TORONTO – Une coalition formée de quatre organisations citoyennes, Ontario Place for All (OP4All), Toronto Field Naturalists, Democracy Watch et la Fiducie nationale du Canada, a été autorisée à intervenir dans l’appel interjeté devant la Cour suprême du Canada (CSC) par Ontario Place Protectors (OPP), qui conteste la décision du gouvernement du premier ministre Doug Ford de détruire la Place de l’Ontario pour y construire un spa.

L’appel (dossier no 41805), qui sera entendu par la CSC le 15 octobre 2026, porte sur la question de savoir si un gouvernement peut soustraire ses décisions et l’aménagement de terrains aux exigences des lois existantes et au contrôle judiciaire, ainsi que sur la question de savoir si la Place de l’Ontario constitue une « fiducie publique » protégée. La coalition est représentée par Jackie Esmonde, Sydney Lang et Clémence Thabet, du cabinet d’avocats Cavalluzzo LLP.

En 2023, OP4All a demandé un contrôle judiciaire des décisions du gouvernement de l’Ontario concernant le réaménagement de la Place de l’Ontario. Avant que l’affaire puisse être entendue, le gouvernement Ford a adopté la Loi de 2023 sur la reconstruction de la Place de l’Ontario (ROPA), une loi qui a effectivement empêché OP4All de poursuivre sa démarche. La cause d’OP4All a été rejetée immédiatement après l’adoption de la loi.

OPP a ensuite contesté la ROPA devant les tribunaux, soutenant que la loi est inconstitutionnelle parce qu’elle retire essentiellement au public le droit de contester les décisions du gouvernement concernant la Place de l’Ontario en vertu des lois existantes sur la protection de l’environnement et du patrimoine, ainsi que, plus généralement, par voie judiciaire, ce qui a pour effet de soustraire les décisions du gouvernement à l’examen des tribunaux.

OPP a également soutenu qu’il existe, ou qu’il devrait exister, au Canada une « doctrine de la fiducie publique » qui protège des terrains comme la Place de l’Ontario, qui revêtent une importance environnementale, écologique, historique et culturelle.

La décision de la Cour d’appel de l’Ontario du 11 mars 2025 a rejeté ces deux arguments. La CSC a autorisé la demande d’appel d’OPP le 8 janvier 2026.

Le mémoire de la coalition appuie la position d’OPP selon laquelle la ROPA est anticonstitutionnelle et qu’une « doctrine de la fiducie publique » devrait être établie et appliquée pour protéger la Place de l’Ontario et d’autres propriétés patrimoniales importantes semblables.

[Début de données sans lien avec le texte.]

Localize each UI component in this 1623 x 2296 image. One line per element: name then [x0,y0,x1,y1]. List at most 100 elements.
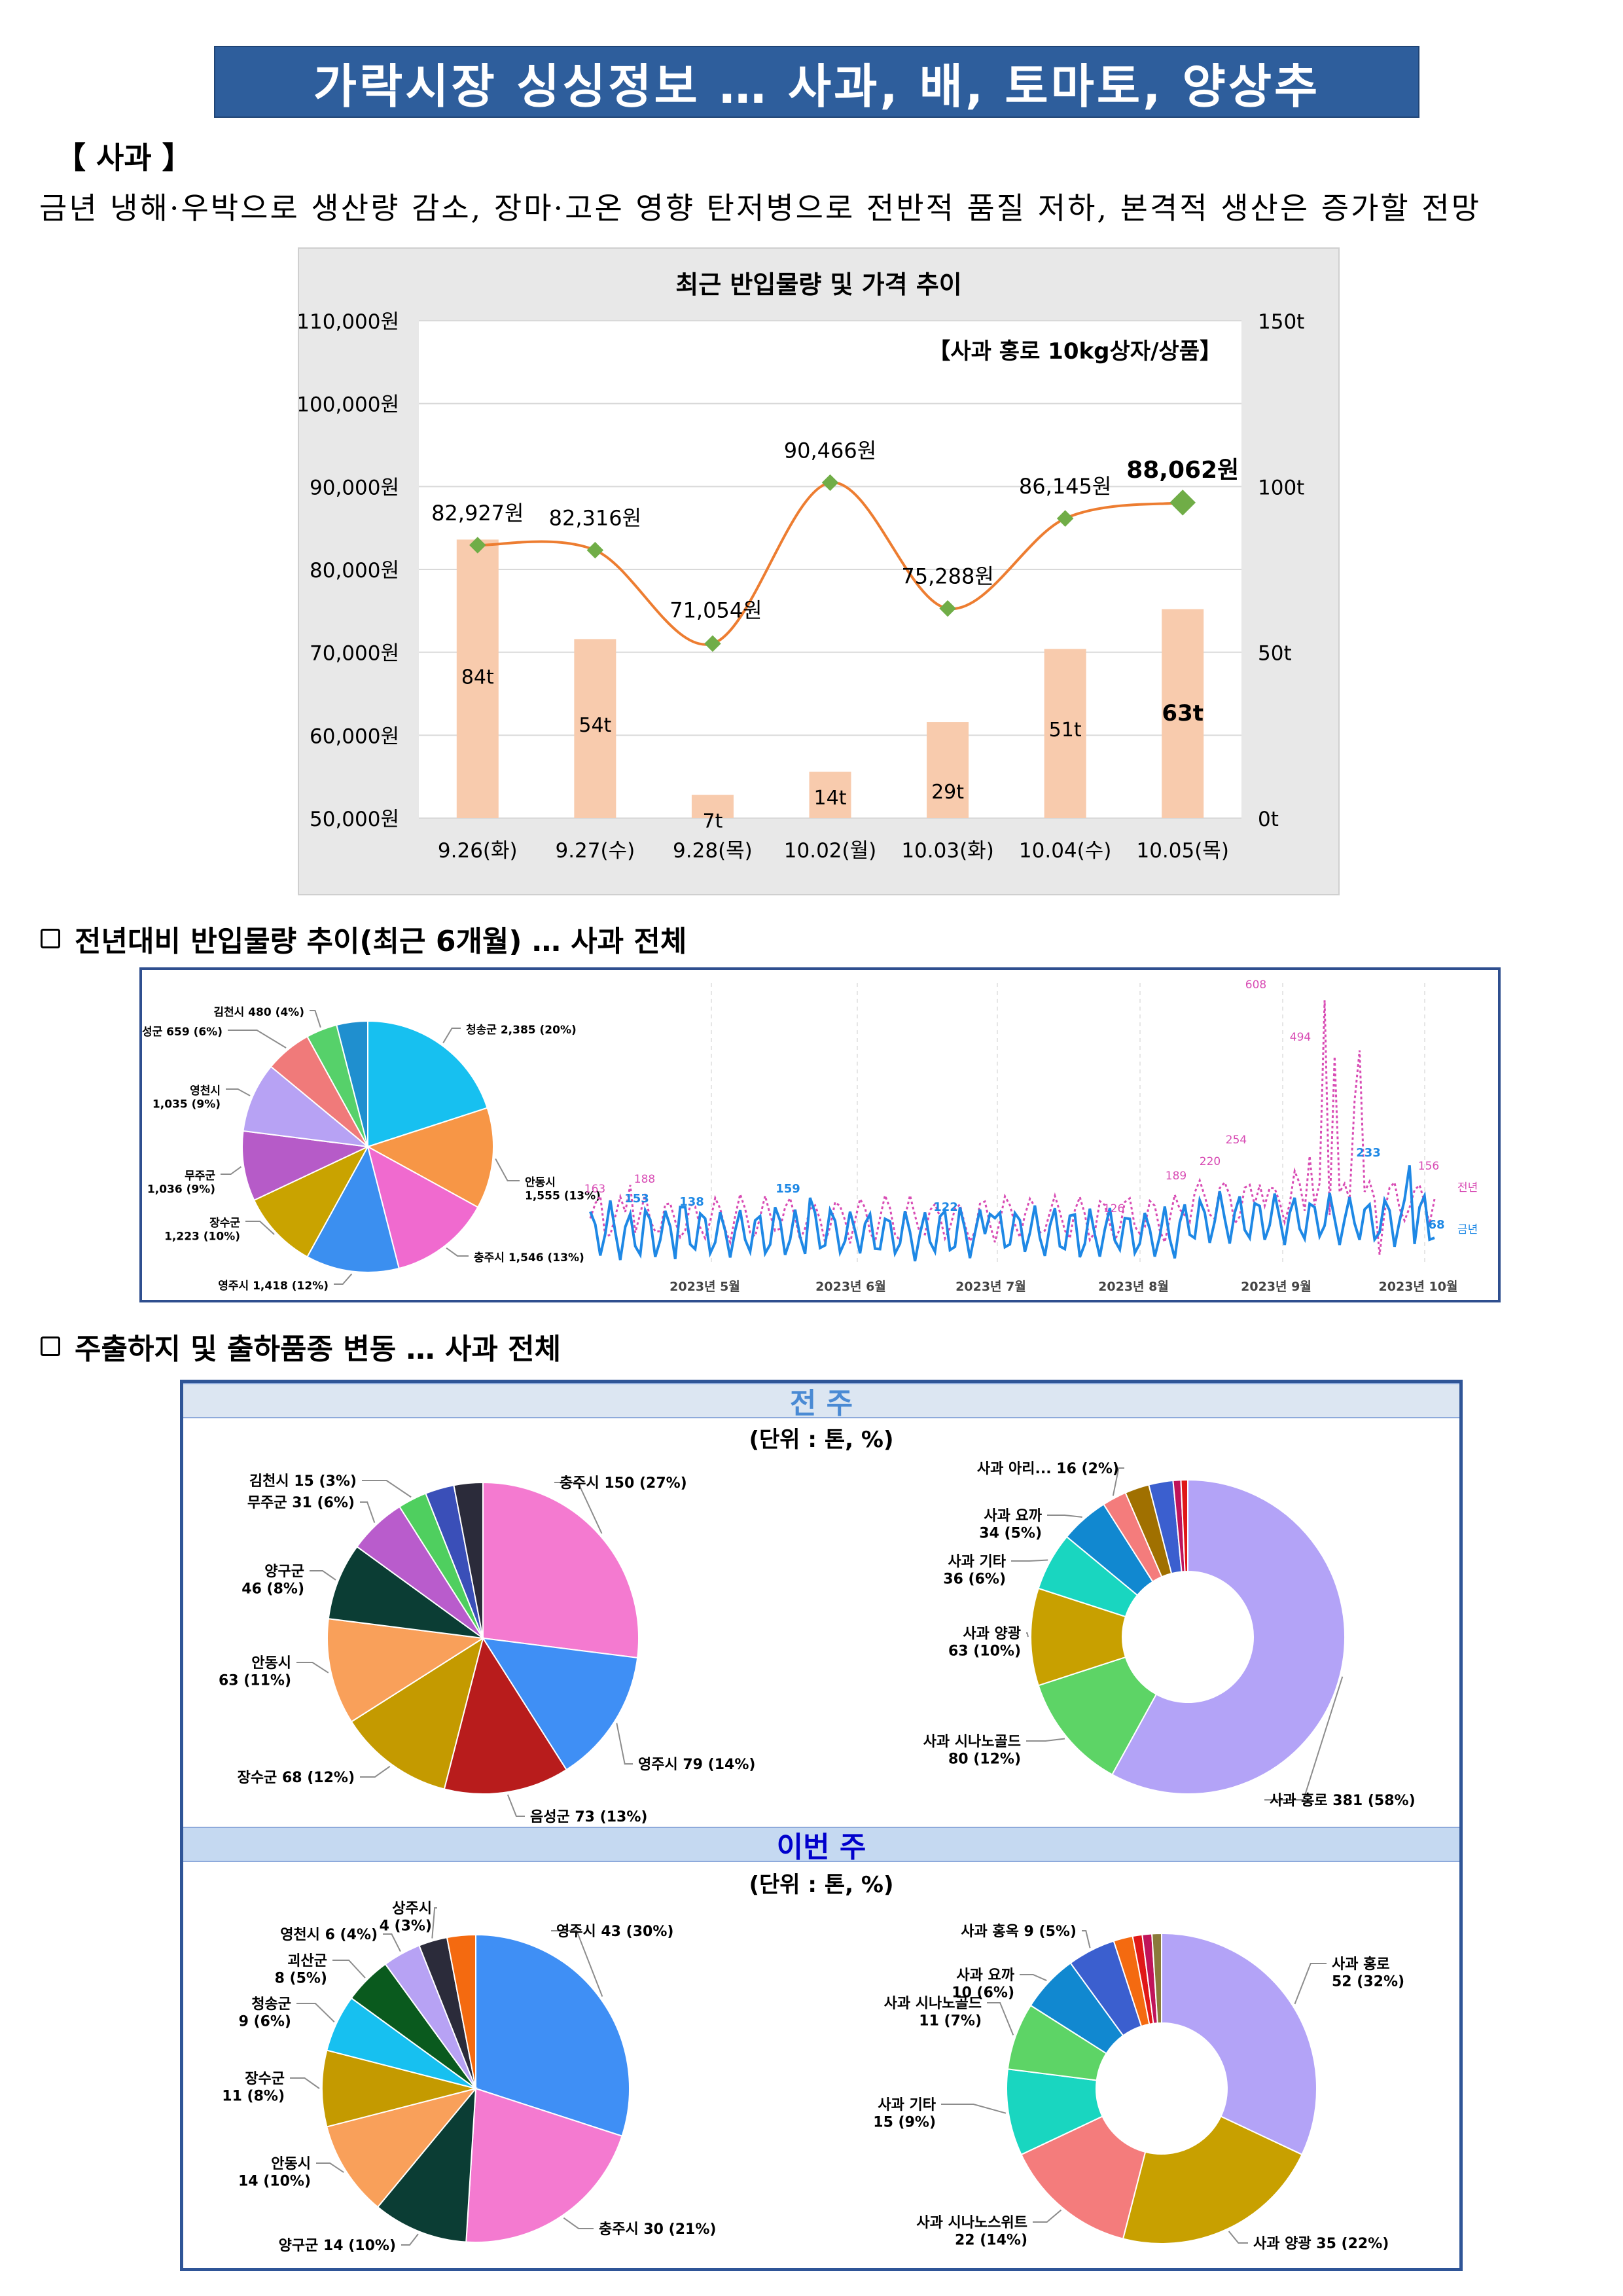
bar [927,722,969,818]
prev-origin-label-leader [554,1482,603,1534]
origin6m-slice [242,1066,370,1148]
chart-subtitle: 【사과 홍로 10kg상자/상품】 [928,338,1222,365]
prev-origin-label: 김천시 15 (3%) [249,1473,357,1490]
curr-variety-label-leader [1294,1963,1327,2005]
curr-origin-label: 14 (10%) [238,2173,311,2189]
origin6m-label-leader [245,1221,275,1235]
prev-origin-label: 영주시 79 (14%) [638,1757,755,1773]
curr-annotation: 153 [624,1192,649,1206]
bar [1162,609,1204,818]
curr-origin-label-leader [332,1960,366,1979]
curr-origin-label: 4 (3%) [380,1918,432,1934]
curr-origin-label: 괴산군 [287,1953,327,1969]
prev-origin-slice [482,1637,639,1771]
prev-annotation: 220 [1200,1155,1221,1168]
curr-origin-label: 영천시 6 (4%) [280,1927,378,1943]
prev-variety-label: 63 (10%) [948,1643,1021,1659]
bar-label: 14t [814,787,847,810]
curr-origin-label: 11 (8%) [222,2088,285,2104]
legend-curr: 금년 [1457,1223,1478,1236]
origin6m-label: 영천시 [190,1085,221,1098]
curr-annotation: 138 [679,1195,704,1209]
heading-volume-trend-text: 전년대비 반입물량 추이(최근 6개월) … 사과 전체 [75,925,687,958]
prev-variety-label-leader [1112,1467,1124,1496]
curr-variety-slice [1161,1932,1317,2156]
prev-annotation: 608 [1245,978,1266,992]
curr-variety-label: 사과 기타 [878,2097,936,2113]
origin6m-slice [336,1020,368,1147]
y-tick-left: 70,000원 [310,642,399,666]
prev-origin-label-leader [360,1765,391,1778]
prev-origin-label: 양구군 [264,1564,304,1580]
curr-variety-label: 15 (9%) [873,2114,936,2130]
prev-annotation: 188 [634,1173,655,1186]
curr-variety-slice [1122,2115,1303,2244]
month-label: 2023년 10월 [1379,1280,1458,1294]
curr-origin-slice [465,2087,623,2243]
y-tick-right: 100t [1258,476,1304,499]
curr-origin-label-leader [316,2162,344,2173]
bar-label: 29t [931,781,964,804]
x-tick: 10.04(수) [1019,839,1111,863]
band-this-week: 이번 주 [183,1827,1459,1864]
prev-annotation: 126 [1103,1202,1124,1215]
prev-origin-slice [327,1618,485,1723]
curr-variety-slice [1151,1932,1162,2024]
origin6m-slice [306,1145,400,1273]
y-tick-left: 60,000원 [310,725,399,748]
origin6m-label: 1,035 (9%) [152,1098,221,1111]
curr-variety-label: 22 (14%) [955,2232,1027,2248]
origin6m-label: 영주시 1,418 (12%) [218,1280,329,1293]
origin6m-slice [253,1145,370,1258]
origin-variety-charts: (단위 : 톤, %) (단위 : 톤, %) 충주시 150 (27%) 영주시 7… [219,1427,1416,2254]
prev-origin-label-leader [360,1501,376,1523]
bar [691,795,734,818]
prev-variety-slice [1180,1479,1188,1573]
price-label: 90,466원 [784,438,876,463]
y-tick-left: 50,000원 [310,808,399,831]
prev-variety-label: 사과 양광 [963,1626,1021,1642]
origin6m-label: 김천시 480 (4%) [213,1006,304,1019]
curr-annotation: 159 [776,1182,800,1196]
unit-label-prev: (단위 : 톤, %) [749,1427,893,1453]
page-title: 가락시장 싱싱정보 … 사과, 배, 토마토, 양상추 [214,46,1419,118]
curr-variety-label: 사과 요까 [956,1967,1014,1984]
curr-origin-slice [475,1933,630,2137]
origin6m-label-leader [446,1247,469,1257]
origin6m-slice [367,1020,488,1148]
prev-origin-label-leader [507,1794,525,1817]
origin6m-label-leader [226,1088,251,1097]
this-year-line [589,1165,1435,1262]
prev-variety-slice [1111,1479,1346,1795]
prev-variety-label: 사과 아리... 16 (2%) [977,1461,1119,1477]
prev-variety-label: 사과 요까 [984,1508,1042,1524]
legend-prev: 전년 [1457,1181,1478,1194]
bar [456,539,499,818]
bar [809,772,851,818]
y-tick-left: 100,000원 [299,393,399,417]
heading-origin-variety: 주출하지 및 출하품종 변동 … 사과 전체 [41,1325,561,1367]
prev-annotation: 494 [1290,1031,1311,1044]
price-label: 75,288원 [901,564,993,589]
curr-origin-slice [446,1933,476,2089]
curr-variety-label-leader [987,2002,1014,2036]
prev-origin-label: 무주군 31 (6%) [247,1495,355,1511]
curr-annotation: 68 [1428,1218,1444,1232]
prev-origin-slice [327,1545,484,1639]
y-tick-right: 0t [1258,808,1279,831]
month-label: 2023년 7월 [955,1280,1026,1294]
curr-origin-label: 양구군 14 (10%) [279,2238,396,2254]
prev-annotation: 189 [1166,1170,1186,1183]
curr-annotation: 122 [933,1200,958,1214]
origin6m-label: 청송군 2,385 (20%) [466,1023,577,1037]
prev-variety-label-leader [1026,1632,1029,1638]
prev-origin-slice [350,1636,484,1790]
origin6m-label-leader [495,1158,520,1181]
y-tick-left: 110,000원 [299,310,399,334]
curr-variety-label-leader [1020,1974,1047,1981]
prev-origin-label-leader [310,1570,336,1581]
prev-annotation: 254 [1226,1134,1247,1147]
curr-variety-label-leader [1033,2209,1062,2223]
prev-origin-label: 63 (11%) [219,1672,291,1689]
curr-variety-label: 사과 시나노골드 [884,1996,982,2012]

« La décision de la Cour suprême déterminera jusqu’où un gouvernement au Canada peut aller pour créer des exemptions aux lois sur l’environnement, le patrimoine et la participation du public lorsqu’il appuie politiquement certains projets », a déclaré Ann Elisabeth Samson, coprésidente d’Ontario Place for All.

« La Cour suprême a l’occasion de rétablir le droit des Canadiens de manifester et d’empêcher les gouvernements de restreindre arbitrairement ces droits afin de faire avancer des projets controversés sans surveillance adéquate en matière d’environnement et de patrimoine », a déclaré Lynn Miller, présidente de Toronto Field Naturalists.

« Espérons que la Cour suprême annulera la loi adoptée par le gouvernement de Doug Ford pour détruire la Place de l’Ontario, car elle est dangereusement antidémocratique et lui confère, ainsi qu’à son Cabinet, des pouvoirs anticonstitutionnels dignes d’un roi pour raser au bulldozer un lieu historique important sans examen en vertu des lois sur l’environnement ou le patrimoine, tout en empêchant inconstitutionnellement le public de contester les actions du gouvernement devant les tribunaux », a déclaré Duff Conacher, cofondateur de Democracy Watch.

« Des approches juridiques semblables à celles employées dans la Loi de 2023 sur la reconstruction de la Place de l’Ontario, c’est-à-dire l’annulation de protections établies en matière de patrimoine et d’environnement, sont désormais utilisées pour faire avancer des projets ailleurs. Si le précédent établi en Ontario n’est pas contesté, il pourrait entraîner des conséquences dévastatrices pour les lieux patrimoniaux partout au Canada »,déclare Patricia Kell, présidente-directrice générale de la Fiducie nationale du Canada.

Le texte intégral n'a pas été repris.